MFSA: New “Bitcoin Future” Scam Shows “Same Deceitful Characteristics” as Bitcoin Revolution
- Many of these scams involve false advertisements that lead to the scammer’s URL.
- The MFSA recently issued warnings for both Bitcoin Future and Bitcoin Revolution.
Scams in the cryptocurrency industry are fairly common, but these cyber criminals often come up with ways to deceive the public in ways that they haven’t before. However, a new scammer named Bitcoin Future appears to be taking a page out of Bitcoin Revolution’s book. Bitcoin Revolution, a separate scam, resulted in two warnings from the Malta Financial Services Authority last year, and Bitcoin Future has just received the same.
The MFSA stated that the Bitcoin Future scam is showing “the same deceitful characteristics” as a previous scam. These types of operations often pop up over and over, concealing themselves at advertisements with different names to avoid exposing themselves.
Many of these advertisements have false slogans, promising unique opportunities and life improvements with their URLs.
In this situation, the MFSA explains;
“Bitcoin Future is promoting itself by means of fake news articles which misuse images of local personalities and images of local government institutions. The fake articles are advertised on various social media platforms and falsely claim to be linked to these individuals.”
To ensure that there is no confusion, the MFSA stated that Bitcoin Future has not been registered with the government, nor is it allowed to offer financial services within the country.
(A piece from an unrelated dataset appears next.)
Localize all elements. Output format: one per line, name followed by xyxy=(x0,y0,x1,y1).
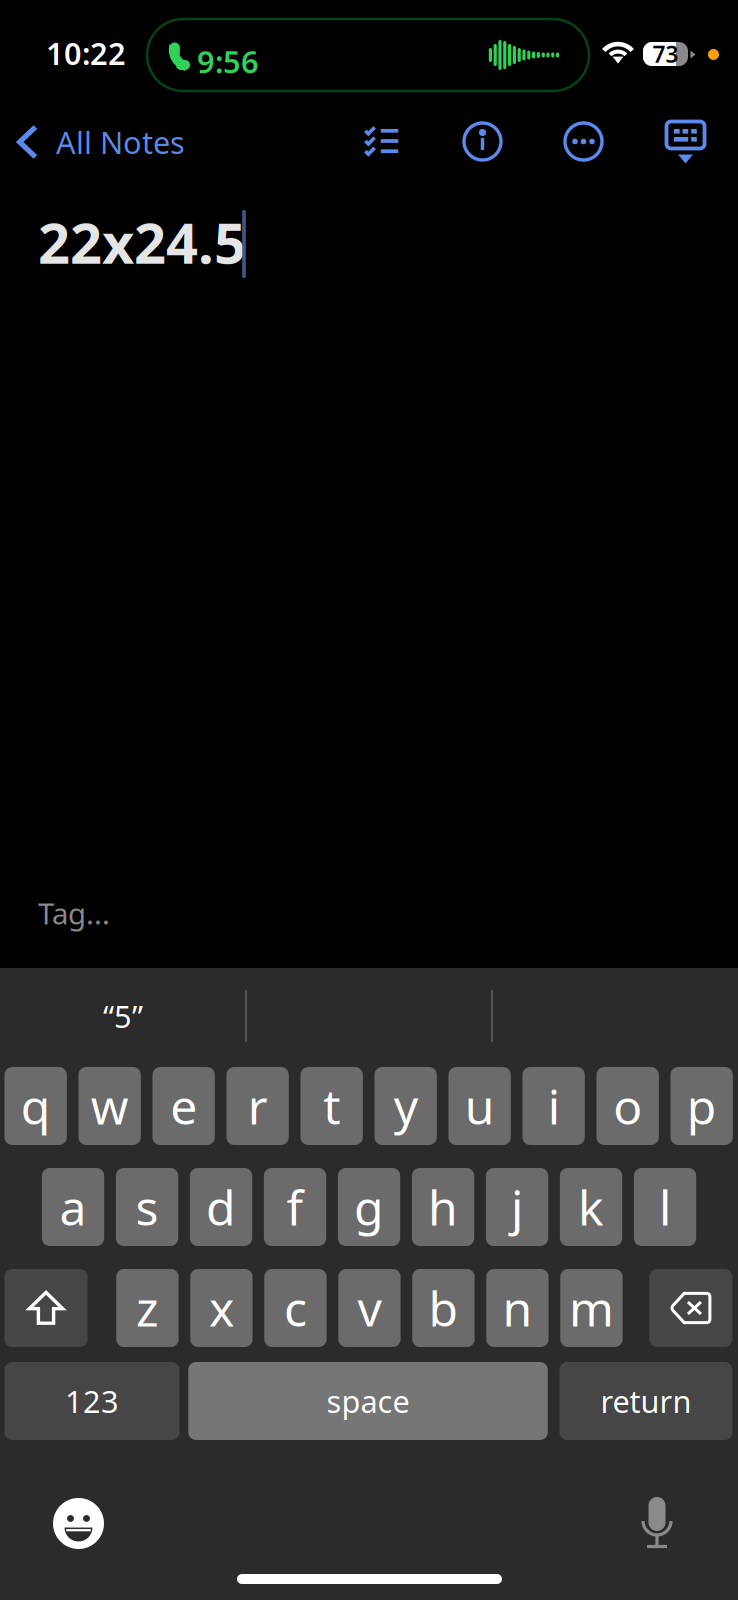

While the company claims that it operates under Article 62 of the Virtual Financial Assets Act in Malta, the watchdog clarifies that this statement is also untrue.
Overall, the regulator states that Bitcoin Futures is advertising itself as a “get-rich-quick” plan, and they are hoping that the public will not interact with the scam at all, which they state in their warning.
The notice to the public also offers a list of all of the financial service entities that the MFSA currently licenses, allowing consumers to see for themselves that the company is not on it. Consumers can also refer to the link to see the list of scam detection guidelines, and a point of contact as a resource for scam alerts and the victims impacted.
A strategic plan was published in September by the MFSA, showing how the entity aims to monitor and managed the risks associated with cryptocurrency platforms. The outline, which covers through 2021, states that the entity plans to take a modern approach, working with the national and international authorities on the matter. Some of the authorities specifically mentioned were the Financial Intelligence Analysis Unit and the Malta Digital Innovation Authority.
The MFSA appointed CipherTrace for the monitoring of crypto-related business activity in the country this month, aiming to fight against money laundering and the financing of terrorism.